12. Ten overvloede merk ik nog op dat de vraag of het aannemelijk is dat de verdachte die, voor zover bij de fiscus bekend, over een periode van vier jaren een nettobedrag van in totaal € 28.098,- zou hebben verdiend, daarvan € 15.000,- aan een nieuwe auto heeft kunnen besteden, feitelijk van aard is en zich in cassatie niet voor nader onderzoek en beantwoording leent. [5] Ik volsta daarom hier slechts met de opmerking dat een antwoord op die vraag niet door het hof is gegeven en dat dit antwoord evenmin in de bestreden uitspraak ligt besloten. Het hof heeft zijn (tussen)conclusie dat het niet anders kan zijn dan dat de verdachte de auto heeft gefinancierd met geld dat hij heeft verdiend uit niet aan de fiscus opgegeven inkomsten, en derhalve met uit eigen misdrijf afkomstig geld, mede doen steunen op de vaststelling dat de verdachte vanaf 2000 in Nederland heeft gewerkt.
13. Nu naar mijn inzicht niet kan worden gezegd dat de bewezenverklaring ook nog met weglating van de bedoelde mededeling van de raadsman toereikend is gemotiveerd (en er dus voor de verdachte een belang bij cassatie is), kan de bestreden uitspraak niet in stand blijven.
13. Het middel slaagt.
13. Gronden waarop de Hoge Raad gebruik zou moeten maken van zijn bevoegdheid de bestreden uitspraak ambtshalve te vernietigen, heb ik niet aangetroffen.
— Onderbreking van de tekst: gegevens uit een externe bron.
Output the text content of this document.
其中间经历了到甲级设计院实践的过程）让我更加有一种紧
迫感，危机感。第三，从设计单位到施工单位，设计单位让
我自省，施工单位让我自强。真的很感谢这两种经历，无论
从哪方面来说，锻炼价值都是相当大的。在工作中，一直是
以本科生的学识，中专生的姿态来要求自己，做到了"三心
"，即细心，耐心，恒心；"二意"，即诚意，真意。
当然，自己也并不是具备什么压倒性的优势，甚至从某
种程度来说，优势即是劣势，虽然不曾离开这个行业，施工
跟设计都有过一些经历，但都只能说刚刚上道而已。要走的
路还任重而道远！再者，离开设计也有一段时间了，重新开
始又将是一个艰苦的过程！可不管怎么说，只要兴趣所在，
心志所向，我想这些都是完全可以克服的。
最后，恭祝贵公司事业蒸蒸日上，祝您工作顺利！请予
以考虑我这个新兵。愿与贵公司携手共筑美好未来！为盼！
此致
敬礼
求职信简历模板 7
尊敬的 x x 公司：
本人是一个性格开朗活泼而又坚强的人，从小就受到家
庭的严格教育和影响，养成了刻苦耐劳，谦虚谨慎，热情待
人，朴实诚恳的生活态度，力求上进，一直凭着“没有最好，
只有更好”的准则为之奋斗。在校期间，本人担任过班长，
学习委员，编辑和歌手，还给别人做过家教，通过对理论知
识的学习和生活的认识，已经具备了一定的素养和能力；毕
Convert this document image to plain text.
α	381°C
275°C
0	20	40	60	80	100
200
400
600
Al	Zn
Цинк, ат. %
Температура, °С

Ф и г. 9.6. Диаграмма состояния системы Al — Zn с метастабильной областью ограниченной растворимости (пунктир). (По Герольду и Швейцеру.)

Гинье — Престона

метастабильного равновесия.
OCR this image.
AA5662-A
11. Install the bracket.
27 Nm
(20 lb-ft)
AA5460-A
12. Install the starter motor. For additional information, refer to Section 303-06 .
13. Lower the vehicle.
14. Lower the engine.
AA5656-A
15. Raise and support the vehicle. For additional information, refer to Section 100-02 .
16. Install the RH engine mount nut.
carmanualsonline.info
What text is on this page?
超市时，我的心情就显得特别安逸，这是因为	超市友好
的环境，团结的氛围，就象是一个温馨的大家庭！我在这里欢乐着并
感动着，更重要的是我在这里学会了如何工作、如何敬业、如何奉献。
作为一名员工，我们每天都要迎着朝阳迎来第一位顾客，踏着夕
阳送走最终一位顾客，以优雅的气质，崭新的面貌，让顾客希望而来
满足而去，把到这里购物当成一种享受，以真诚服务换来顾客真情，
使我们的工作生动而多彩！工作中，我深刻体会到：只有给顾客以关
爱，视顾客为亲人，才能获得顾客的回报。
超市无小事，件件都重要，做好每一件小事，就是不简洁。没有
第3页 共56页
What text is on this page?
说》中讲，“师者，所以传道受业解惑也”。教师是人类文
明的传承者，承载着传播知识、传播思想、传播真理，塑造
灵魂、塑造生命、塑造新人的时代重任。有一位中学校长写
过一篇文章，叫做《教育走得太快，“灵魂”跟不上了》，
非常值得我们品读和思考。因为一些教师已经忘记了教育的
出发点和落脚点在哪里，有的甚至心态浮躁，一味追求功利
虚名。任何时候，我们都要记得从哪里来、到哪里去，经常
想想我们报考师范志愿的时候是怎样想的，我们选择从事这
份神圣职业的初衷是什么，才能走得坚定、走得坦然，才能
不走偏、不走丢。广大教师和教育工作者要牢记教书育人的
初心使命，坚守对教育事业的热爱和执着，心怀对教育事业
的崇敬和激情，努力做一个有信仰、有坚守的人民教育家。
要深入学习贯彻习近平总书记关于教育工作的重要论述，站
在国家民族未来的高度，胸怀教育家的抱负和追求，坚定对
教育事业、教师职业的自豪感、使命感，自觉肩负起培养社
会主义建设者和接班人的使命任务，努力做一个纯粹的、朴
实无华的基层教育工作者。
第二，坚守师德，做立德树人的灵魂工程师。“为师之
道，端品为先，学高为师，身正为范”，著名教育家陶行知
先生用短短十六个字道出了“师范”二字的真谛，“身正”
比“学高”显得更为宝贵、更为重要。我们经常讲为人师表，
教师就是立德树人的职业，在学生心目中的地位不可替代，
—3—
13. Deze conclusie strekt tot vernietiging van de bestreden uitspraak en tot terugwijzing van de zaak naar het gerechtshof Den Haag, opdat de zaak op het bestaande hoger beroep opnieuw wordt berecht en afgedaan.
De Procureur-Generaal
bij de Hoge Raad der Nederlanden
AG

Voetnoten

1.HR 15 oktober 1928,
2.Vgl. ook de conclusie (onderdeel 3.5) van mijn ambtgenoot Aben vóór HR 15 december 2009, ECLI:NL:HR:2009:BK2129,
3.Zie HR 28 november 2006, ECLI:NL:HR:2006:AZ0264, HR 15 december 2009, ECLI:NL:HR:2009:BK2129,
4.HR 7 juni 2016, ECLI:NL:HR:2016:1005 (rov. 2.5.1 en 2.5.2),
5.Daarbij acht ik het nog van belang dat in cassatie tevens moet worden uitgegaan van de juistheid van de, als bewijsmiddel 2 voor het bewijs gebruikte, verklaring van de verdachte dat hij in totaal slechts 200 à 300 euro per maand kwijt was voor de auto en ruim 100 euro per maand aan “verdere vaste lasten”.